A trip to the spa used to mean you were getting a sandwich. These days, it means you're heading for a pedicure. Fóumami, a new pan-Asian sandwich spot in the Financial District, hopes you'll have it both ways, and swallow a dose of well-being along with lunch. Fóumami resides not far from Chinatown, where Vietnamese bánh mì joints abound, worthy adversaries offering one of the cheapest, most bountiful ways to eat on the go. It seems Fóumami hopes to deliver more than just sandwiches: the menu rings with lifestyle marketing, promising fuel for business meetings and even the gym. IKEAesque modernism is the décor at Fóumami, which shares a wall with a Fitcorp. Its lunching clientele are clad in clean, pressed suits.
Fóumami's sandwiches are served on shao bing: flaky, chewy flatbread of Chinese tradition. The fillings, however, share a more complex genealogy, as Fóumami dabbles in Chinese, Japanese, and Korean inspiration. Cheerful staff recommended the sliced grilled-ribeye sandwich ($7.95), and with good cause: tender slices of marinated, marbled meat nestles with sautéed onions, contrasted freshly with cilantro and cucumber. Many of Fóumami's meats are prepared slowly, then cooled. Choices include braised pork loin or beef brisket, both $7.95. But chilling dampens flavor, and the cold sliced pork was a bit dry. Chicken Katsu ($7.35) wouldn't be my gym buddy; the sandwich stuffs a bing with tasty panko-crusted white meat, cabbage, tomato, and sweet, pungent brown sauce.

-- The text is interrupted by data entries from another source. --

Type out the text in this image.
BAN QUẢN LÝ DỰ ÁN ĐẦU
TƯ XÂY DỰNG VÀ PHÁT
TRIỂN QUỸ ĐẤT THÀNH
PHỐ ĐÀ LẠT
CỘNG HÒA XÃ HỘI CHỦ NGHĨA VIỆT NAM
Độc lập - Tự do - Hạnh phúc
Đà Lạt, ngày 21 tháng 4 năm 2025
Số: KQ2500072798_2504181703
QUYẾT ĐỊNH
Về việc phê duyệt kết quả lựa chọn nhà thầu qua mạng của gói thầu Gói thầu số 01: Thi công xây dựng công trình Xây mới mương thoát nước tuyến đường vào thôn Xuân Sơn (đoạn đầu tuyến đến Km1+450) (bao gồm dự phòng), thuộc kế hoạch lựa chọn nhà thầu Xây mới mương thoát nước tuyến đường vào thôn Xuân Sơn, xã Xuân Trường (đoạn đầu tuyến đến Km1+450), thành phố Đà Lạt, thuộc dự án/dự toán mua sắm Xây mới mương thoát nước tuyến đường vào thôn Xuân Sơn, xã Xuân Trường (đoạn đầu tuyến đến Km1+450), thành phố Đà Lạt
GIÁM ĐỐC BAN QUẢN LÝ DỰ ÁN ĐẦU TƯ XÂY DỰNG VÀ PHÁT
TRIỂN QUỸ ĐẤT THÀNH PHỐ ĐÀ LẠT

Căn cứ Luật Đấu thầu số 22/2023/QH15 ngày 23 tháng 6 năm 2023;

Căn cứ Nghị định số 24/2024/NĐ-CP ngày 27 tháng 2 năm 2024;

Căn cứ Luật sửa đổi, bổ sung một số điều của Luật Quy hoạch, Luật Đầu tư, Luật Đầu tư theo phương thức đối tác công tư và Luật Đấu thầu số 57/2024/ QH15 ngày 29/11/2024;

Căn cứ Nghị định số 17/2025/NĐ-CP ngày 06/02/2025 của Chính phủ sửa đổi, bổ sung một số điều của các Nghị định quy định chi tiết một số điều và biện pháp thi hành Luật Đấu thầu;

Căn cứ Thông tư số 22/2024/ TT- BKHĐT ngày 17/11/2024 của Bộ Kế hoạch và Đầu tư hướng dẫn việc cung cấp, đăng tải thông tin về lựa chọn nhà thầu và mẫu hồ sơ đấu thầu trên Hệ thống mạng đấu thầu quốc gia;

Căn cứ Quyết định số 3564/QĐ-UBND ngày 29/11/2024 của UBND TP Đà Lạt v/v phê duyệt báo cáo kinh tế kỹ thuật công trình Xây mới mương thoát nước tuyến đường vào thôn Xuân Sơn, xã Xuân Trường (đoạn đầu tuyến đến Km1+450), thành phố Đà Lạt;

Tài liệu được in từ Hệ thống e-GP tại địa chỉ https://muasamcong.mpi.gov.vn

That's meaty matter for a place which named itself by grafting "umami," the savory fifth flavor, to a reference to the vegetarian Buddha. He'd do fine elsewhere on the menu. A soup selection rotates; when I was there, it was Japanese cream stew with corn kernels and carrot chunks suspended in velvety chowder ($5.50). Scallion pancakes share the structural qualities of the bing, toasted crust bubbling up like pizza dough, bundled in a stack for $3. Salads include buckwheat noodle and omelet topped with peanut dressing, carrots, cucumber, scallion, and cilantro ($7.55), or brisket piled over watercress ($7.95). Iced cinnamon "tea" pummels the palate with a tea-free potpourri of cinnamon bark and ginger root, dates bobbing in a heady swirl of brown sugar; it will be just right this winter when served hot. Fóumami's variety is vast, including sesame-and-sugared dessert bing ($1.50), and breakfast: egg-stuffed bing ($3.75), and date-studded, egg-fortified oatmeal ($3). For the downtown lunch crowd, Fóumami will be a welcome addition; you probably can't spend lunch with cucumber slices on your eyes, but at least they'll be on your sandwich.